L'élaboration du principe de responsabilité de protéger résulte des réflexions post-Guerre froide sur le rôle de l’Organisation des Nations unies (ONU) en matière de maintien de la paix. On observe des tensions entre :
- le respect de la souveraineté des États, qui fonde le principe de non-ingérence dans les affaires internes (aucun droit d'ingérence n'est consacré par le droit international) ;
- la poursuite de violations massives et systématiques des droits de l’Homme, qui appellent à une réaction de la communauté internationale.
La responsabilité de protéger aboutit à une redéfinition de la notion de souveraineté, qui n’est plus seulement un droit pour les États contre l’ingérence dans leurs affaires internes, mais qui se traduit également par un devoir de protection de leurs populations. La communauté internationale ne se voit reconnaître une compétence qu'en cas de "défaillance manifeste" d’un État à protéger sa population. Ce principe n'est ainsi pas présenté comme un mécanisme légitimant des interventions armées en dehors des exceptions au principe d'interdiction de recours à la force armée. Il a été conçu comme un moyen de dernier recours visant à pallier les manquements d'un État.
Élaborée en 2001 par la Commission internationale de l’intervention et la souveraineté des États, la notion de responsabilité de protéger est entérinée dans le Document final du Sommet mondial de New York de 2005. Les chefs d’État et de gouvernement y affirment être prêts à mener une "action collective résolue" lorsque les moyens pacifiques "se révèlent inadéquats et que les autorités nationales n'assurent manifestement pas la protection de leurs populations contre le génocide, les crimes de guerre, le nettoyage ethnique et les crimes contre l'humanité".
Les actions menées par un ou plusieurs États sur le fondement ce principe sont strictement encadrées :
- elles doivent être subsidiaires : elles ne peuvent être déployées qu'en cas d'incapacité (volontaire ou non) d'un État à protéger sa population ;
- elles doivent être nécessaires, proportionnelles, et avoir une finalité strictement humanitaire ;
- elles doivent être autorisée par le Conseil de sécurité des Nations unies ;
- elles prennent la forme d’une des mesures pour le maintien de la paix prévues par le Chapitre VII de la Charte des Nations unies. Ces moyens peuvent être pacifiques, diplomatiques ou humanitaires et, seulement en dernier recours, coercitifs. En 2009, le Secrétaire général de l’ONU, Ban Ki Moon, précisait ainsi que l'"action résolue" attendue ne désigne pas le seul recours à la force.

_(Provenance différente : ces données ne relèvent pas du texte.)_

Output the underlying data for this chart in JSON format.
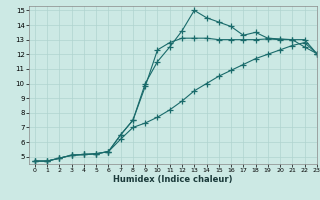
{
  "xlabel": "Humidex (Indice chaleur)",
  "xlim": [
    -0.5,
    23
  ],
  "ylim": [
    4.5,
    15.3
  ],
  "xticks": [
    0,
    1,
    2,
    3,
    4,
    5,
    6,
    7,
    8,
    9,
    10,
    11,
    12,
    13,
    14,
    15,
    16,
    17,
    18,
    19,
    20,
    21,
    22,
    23
  ],
  "yticks": [
    5,
    6,
    7,
    8,
    9,
    10,
    11,
    12,
    13,
    14,
    15
  ],
  "background_color": "#cce9e4",
  "line_color": "#1a6b6b",
  "grid_color": "#b0d4cf",
  "line1_x": [
    0,
    1,
    2,
    3,
    4,
    5,
    6,
    7,
    8,
    9,
    10,
    11,
    12,
    13,
    14,
    15,
    16,
    17,
    18,
    19,
    20,
    21,
    22,
    23
  ],
  "line1_y": [
    4.7,
    4.7,
    4.9,
    5.1,
    5.15,
    5.2,
    5.35,
    6.5,
    7.5,
    10.0,
    11.5,
    12.5,
    13.6,
    15.0,
    14.5,
    14.2,
    13.9,
    13.3,
    13.5,
    13.1,
    13.05,
    13.0,
    12.5,
    12.05
  ],
  "line2_x": [
    0,
    1,
    2,
    3,
    4,
    5,
    6,
    7,
    8,
    9,
    10,
    11,
    12,
    13,
    14,
    15,
    16,
    17,
    18,
    19,
    20,
    21,
    22,
    23
  ],
  "line2_y": [
    4.7,
    4.7,
    4.9,
    5.1,
    5.15,
    5.2,
    5.35,
    6.5,
    7.5,
    9.8,
    12.3,
    12.8,
    13.1,
    13.1,
    13.1,
    13.0,
    13.0,
    13.0,
    13.0,
    13.05,
    13.0,
    13.0,
    13.0,
    12.05
  ],
  "line3_x": [
    0,
    1,
    2,
    3,
    4,
    5,
    6,
    7,
    8,
    9,
    10,
    11,
    12,
    13,
    14,
    15,
    16,
    17,
    18,
    19,
    20,
    21,
    22,
    23
  ],
  "line3_y": [
    4.7,
    4.7,
    4.9,
    5.1,
    5.15,
    5.2,
    5.35,
    6.2,
    7.0,
    7.3,
    7.7,
    8.2,
    8.8,
    9.5,
    10.0,
    10.5,
    10.9,
    11.3,
    11.7,
    12.0,
    12.3,
    12.6,
    12.8,
    12.05
  ]
}
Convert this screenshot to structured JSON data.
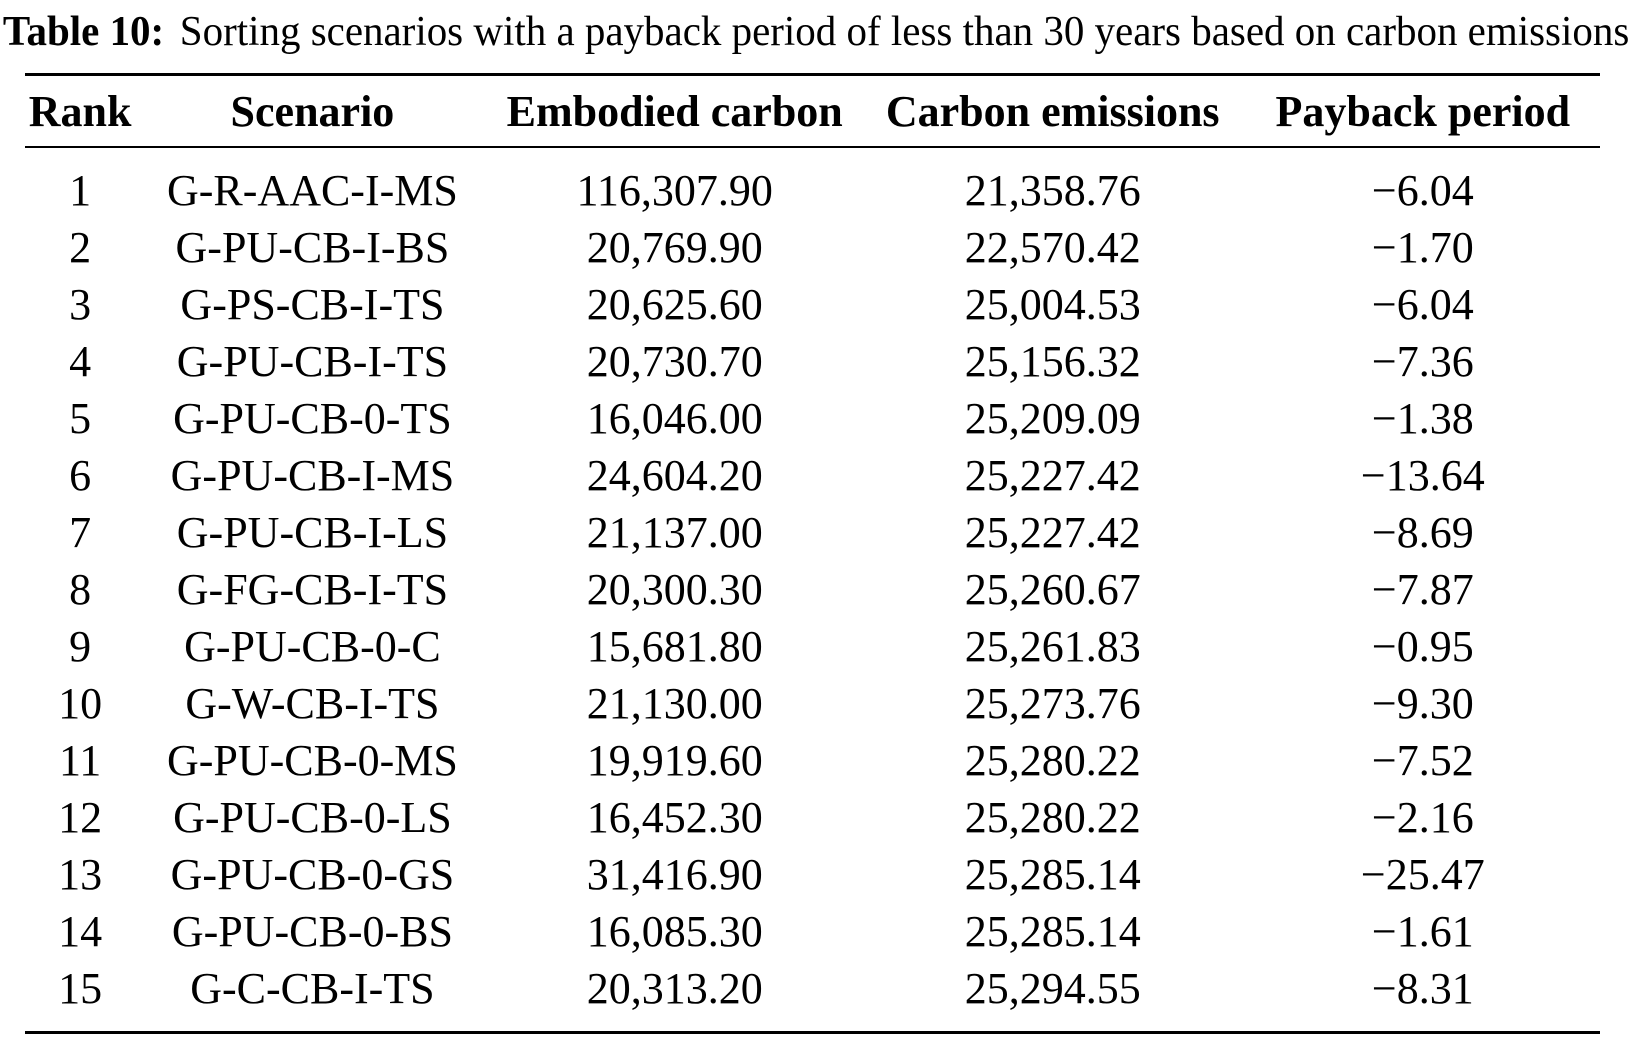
{
  "caption": {
    "label": "Table 10:",
    "text": "Sorting scenarios with a payback period of less than 30 years based on carbon emissions"
  },
  "table": {
    "headers": [
      "Rank",
      "Scenario",
      "Embodied carbon",
      "Carbon emissions",
      "Payback period"
    ],
    "rows": [
      [
        "1",
        "G-R-AAC-I-MS",
        "116,307.90",
        "21,358.76",
        "−6.04"
      ],
      [
        "2",
        "G-PU-CB-I-BS",
        "20,769.90",
        "22,570.42",
        "−1.70"
      ],
      [
        "3",
        "G-PS-CB-I-TS",
        "20,625.60",
        "25,004.53",
        "−6.04"
      ],
      [
        "4",
        "G-PU-CB-I-TS",
        "20,730.70",
        "25,156.32",
        "−7.36"
      ],
      [
        "5",
        "G-PU-CB-0-TS",
        "16,046.00",
        "25,209.09",
        "−1.38"
      ],
      [
        "6",
        "G-PU-CB-I-MS",
        "24,604.20",
        "25,227.42",
        "−13.64"
      ],
      [
        "7",
        "G-PU-CB-I-LS",
        "21,137.00",
        "25,227.42",
        "−8.69"
      ],
      [
        "8",
        "G-FG-CB-I-TS",
        "20,300.30",
        "25,260.67",
        "−7.87"
      ],
      [
        "9",
        "G-PU-CB-0-C",
        "15,681.80",
        "25,261.83",
        "−0.95"
      ],
      [
        "10",
        "G-W-CB-I-TS",
        "21,130.00",
        "25,273.76",
        "−9.30"
      ],
      [
        "11",
        "G-PU-CB-0-MS",
        "19,919.60",
        "25,280.22",
        "−7.52"
      ],
      [
        "12",
        "G-PU-CB-0-LS",
        "16,452.30",
        "25,280.22",
        "−2.16"
      ],
      [
        "13",
        "G-PU-CB-0-GS",
        "31,416.90",
        "25,285.14",
        "−25.47"
      ],
      [
        "14",
        "G-PU-CB-0-BS",
        "16,085.30",
        "25,285.14",
        "−1.61"
      ],
      [
        "15",
        "G-C-CB-I-TS",
        "20,313.20",
        "25,294.55",
        "−8.31"
      ]
    ]
  }
}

Une des crises majeures ayant donné lieu à l’activation de la responsabilité de protéger a aussi constitué un frein à sa généralisation. Dans le contexte de répression du soulèvement populaire par le régime libyen de Mouammar Kadhafi en 2011, le Conseil de sécurité procède en deux étapes :
- il rappelle d'abord aux autorités libyennes qu’elles ont la responsabilité de protéger leur peuple, exigeant l’arrêt immédiat de la violence (résolution 1970 du 26 février 2011) ;
- considérant que cette première résolution n'a pas été respectée par les autorités libyennes, il autorise les États membres à prendre "toutes les mesures nécessaires" pour protéger les populations touchées. L'établissement d’une zone d’exclusion aérienne est également décidé (résolution 1973 du 17 mars 2011).
C’est dans ce cadre qu’est mise en place une opération militaire sous l’égide de l'Organisation du traité de l'Atlantique nord (OTAN), composée de pays occidentaux. Cette intervention a été vivement critiquée par plusieurs États, qui étaient déjà réticents au recours à la notion de responsabilité de protéger. La Russie et la Chine ont soupçonné une volonté déguisée de changement de régime de la part des États occidentaux, accusés d'avoir instrumentalisé ce principe à des fins politiques.
En tant que membres du Conseil de sécurité, la Chine et la Russie disposent d'un droit de veto qu'ils peuvent utiliser pour faire obstacle à l'adoption d'une résolution. Le déclenchement d'opérations au nom de la responsabilité de protéger a ainsi été empêché dans la crise syrienne.